The facilitator who is leading intervenes with a mindfulness type exercise where we examine our internal emotions as weather. It was awful. Inside me at the minute a great and destructive storm is raging. There is lightning that strikes at trees and rips them apart. Roofs are ripped from buildings by a powerful wind. The rain pelts so hard that it would bruise. This is my internal weather and I don’t want to spend any time in it. In fact I’ve been trying to keep hidden from the weather, deep inside a bunker. Having to pause and acknowledge how I feel is too much. My distress level ratchets up further and I am close to walking out a few times. I didn’t because I didn’t want the attention that walking out would bring.
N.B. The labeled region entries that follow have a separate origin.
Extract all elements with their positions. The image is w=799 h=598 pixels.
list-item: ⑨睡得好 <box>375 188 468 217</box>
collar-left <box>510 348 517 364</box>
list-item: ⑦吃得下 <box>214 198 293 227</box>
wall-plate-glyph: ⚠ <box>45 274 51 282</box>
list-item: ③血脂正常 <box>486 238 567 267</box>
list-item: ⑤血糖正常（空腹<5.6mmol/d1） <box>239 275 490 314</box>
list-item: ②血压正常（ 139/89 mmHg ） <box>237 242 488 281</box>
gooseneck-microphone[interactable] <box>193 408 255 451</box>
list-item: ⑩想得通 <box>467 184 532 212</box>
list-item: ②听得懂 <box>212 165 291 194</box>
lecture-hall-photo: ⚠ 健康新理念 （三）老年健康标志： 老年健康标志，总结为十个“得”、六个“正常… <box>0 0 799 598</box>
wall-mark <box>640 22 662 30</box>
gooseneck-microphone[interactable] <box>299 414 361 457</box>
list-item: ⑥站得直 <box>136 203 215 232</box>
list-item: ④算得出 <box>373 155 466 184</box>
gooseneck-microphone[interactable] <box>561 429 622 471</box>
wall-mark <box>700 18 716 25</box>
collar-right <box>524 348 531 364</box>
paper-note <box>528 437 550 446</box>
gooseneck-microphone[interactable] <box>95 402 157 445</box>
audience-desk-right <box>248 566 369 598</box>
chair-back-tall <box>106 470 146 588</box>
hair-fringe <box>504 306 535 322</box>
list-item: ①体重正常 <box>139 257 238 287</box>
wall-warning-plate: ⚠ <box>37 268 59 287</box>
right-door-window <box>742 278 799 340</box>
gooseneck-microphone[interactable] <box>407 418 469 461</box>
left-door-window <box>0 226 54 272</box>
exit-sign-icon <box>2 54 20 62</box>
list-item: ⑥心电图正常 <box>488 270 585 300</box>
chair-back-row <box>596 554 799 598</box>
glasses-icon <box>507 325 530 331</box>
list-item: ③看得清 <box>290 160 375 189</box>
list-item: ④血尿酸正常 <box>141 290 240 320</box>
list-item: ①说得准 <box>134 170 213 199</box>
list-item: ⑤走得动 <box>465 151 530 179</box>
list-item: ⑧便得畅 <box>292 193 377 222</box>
As the session draws to a close every second feels like an eternity. Get me out of here. Then someone suddenly decides to start mimicking my accent. This is really upsetting. I get this quite a bit as I’m from a different country and I deal with it good humouredly, even although I hate it. I try and get her to stop by joking that’s enough now but she doesn’t. Fuck this is really distressing to me. I don’t want to lose it. I ask her to stop it a final time in what I hope is a more firm, assertive tone. She does. Doesn’t matter though. The damage is done. 

I don’t belong here. They all hate me. I sound different. I stand out and they all know it. I feel so foolish for thinking that I could be accepted as a part of any group. I am not a real person and that is why I don’t fit in with real people. That is why I will never fit in this world. I was never supposed to be here.

Well, tough shit I suppose. I’m going to keep turning up and I’m going to keep working at learning the DBT skills. Even if the storm nearly destroys me. There’s always tomorrow and all storms eventually pass.

2 thoughts on “DBT#3: A Destructive Storm

  1. Mild Side says:

    Oh potassium, I’m so sorry to read this. I don’t know if your feelings reflect the reality of how people were feeling towards you, and anyway that’s irrelevant. I’ve been in a group situation and having feelings like that (though not as intense) and it’s seriously shit. You did well to stay there. As you say, just keep going on through it. You may (or of course may not) discover further on that other people were feeling the same, but even if that doesn’t happen the important thing is the skills it will teach you.

    And obviously I don’t know you in the real world (borntobemild here by the way), but from what you post I reckon we’d get on well.